A shift to the right means racism and sexism!

In this context, populism manages to obscure the class antagonisms with its talk of the “people” fighting against “the elites” and thus strengthen the bourgeoisie. It is also associated with nationalism and social chauvinism. They say we have to take action against the “foreign elements” in an otherwise good capitalism. In reality, these are often leftists, migrants, queers, refugees, and unemployed people. They want to turn back the wheel of time to a time before the great crisis, when there were supposedly no refugees, no emancipated women, and no queer gender identities.

Racism, sexism and homophobia are important tools for those in power to deflect the frustration of the masses from themselves. At the same time, the economic crisis requires the poorer countries to be exploited more fiercely. To justify this, their populations must be declared inferior with the help of racism. Even if people have to flee to richer countries due to war, arms exports, natural disasters and economic crises, this ideology works. The AfD, CDU and the former coalition government are currently overtaking each other with increasingly inhuman attacks on refugees and their rights, be it “deportation offensives” or the recently introduced payment card. This poison divides our class and prevents us from defending ourselves internationally against the attacks on all of us.
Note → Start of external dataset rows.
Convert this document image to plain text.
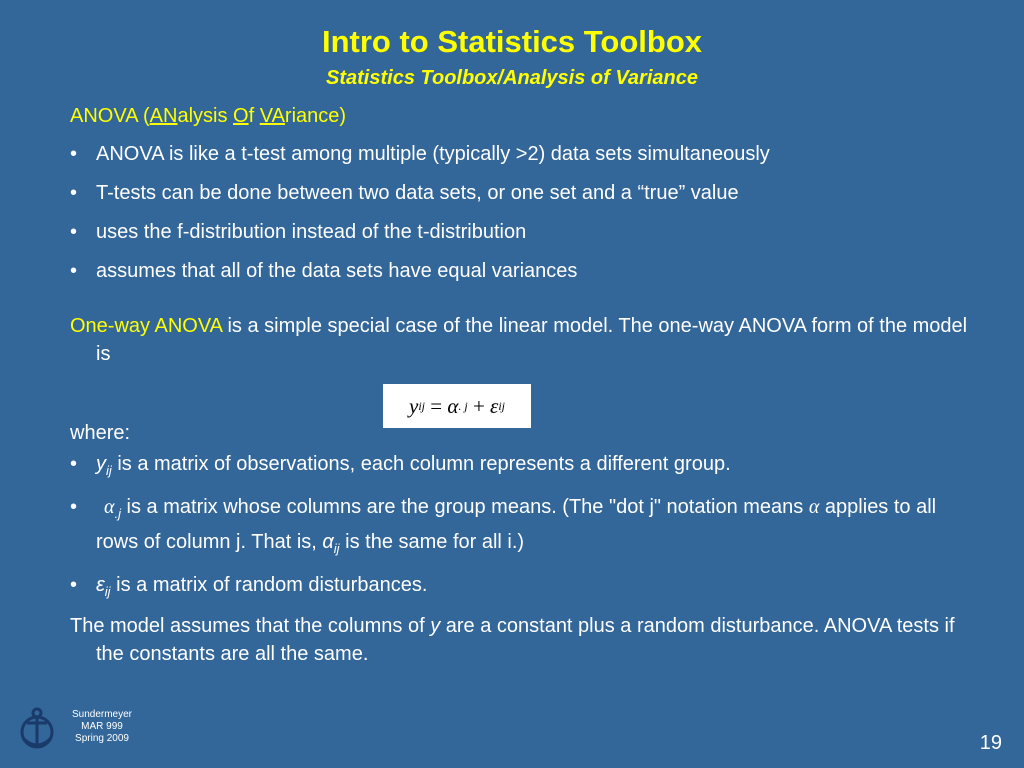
Intro to Statistics Toolbox
Statistics Toolbox/Analysis of Variance
ANOVA (ANalysis Of VAriance)
• ANOVA is like a t-test among multiple (typically >2) data sets simultaneously
• T-tests can be done between two data sets, or one set and a “true” value
• uses the f-distribution instead of the t-distribution
• assumes that all of the data sets have equal variances
One-way ANOVA is a simple special case of the linear model. The one-way ANOVA form of the model is
y ij = α . j + ε ij
where:
• $y_{ij}$ is a matrix of observations, each column represents a different group.
• $\alpha_{.j}$ is a matrix whose columns are the group means. (The "dot j" notation means α applies to all rows of column j. That is, $\alpha_{ij}$ is the same for all i.)
• $\varepsilon_{ij}$ is a matrix of random disturbances.
The model assumes that the columns of y are a constant plus a random disturbance. ANOVA tests if the constants are all the same.
Sundermeyer
MAR 999
Spring 2009	19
Who is targeted by the media smear campaigns also depends on the foreign policy interests of the respective states. Thus, anti-Muslim racism is currently gaining in importance. To legitimize the delivery of weapons for the genocide in Gaza, an enormous racist propaganda machine has to be set in motion. What gained momentum on 9/11 is being taken to the extreme today. In German schools, all people in Gaza are allowed to be called terrorists, but criticism of Israel is immediately branded as anti-Semitic and suppressed. Solidarity with Israel is made a prerequisite for citizenship acquisation, and in many media outlets, the lie of imported anti-Semitism is spread.

Where is the shift to the right leading?

Whether Trump or Harris has won in the US, politics will become more right-wing and the conflict with China will continue to escalate. The US will also continue to support Israeli aggression, fight social movements at home and seal off its borders from migrants in a racist manner. In Germany, a government under the CDU and its right-wing figurehead Friedrich Merz is to be expected. Attacks on the right to strike, on the right to demonstrate and on sexual self-determination will be just a few of the expected consequences.

The shift to the right will continue to form and spread in its various dimensions if we do not manage to prove that the solution to the crisis must come from the left. The fight for this begins exactly where you are reading this article. First of all, we have to organize where we spend our days, namely at our schools, universities and workplaces. There we have to build committees to counter the effects of the shift to the right. Only in this way can we manage to draw other sections of society to our side and organize independently of the state. In doing so, we have to fight the attacks of capital with social demands! We need class struggle instead of social partnership like the union bureaucracy and social democrativ parties want it. We have to link this with anti-racist demands, because racism weakens our common fighting strength. We will not be divided! Let’s fight together against all asylum law restrictions and border regimes and build organized self-defense against the attacks of the right! However, we cannot do all this alone. We must also address our demands to the organizations that organize a large part of the working class – that is, the trade unions and the reformist parties. In joint struggles, we must put pressure on their leaderships to actually stand against the right-wing shift and mobilize their entire membership. Our resistance must be coordinated internationally, because just as the right-wing shift is happening globally, so must our resistance.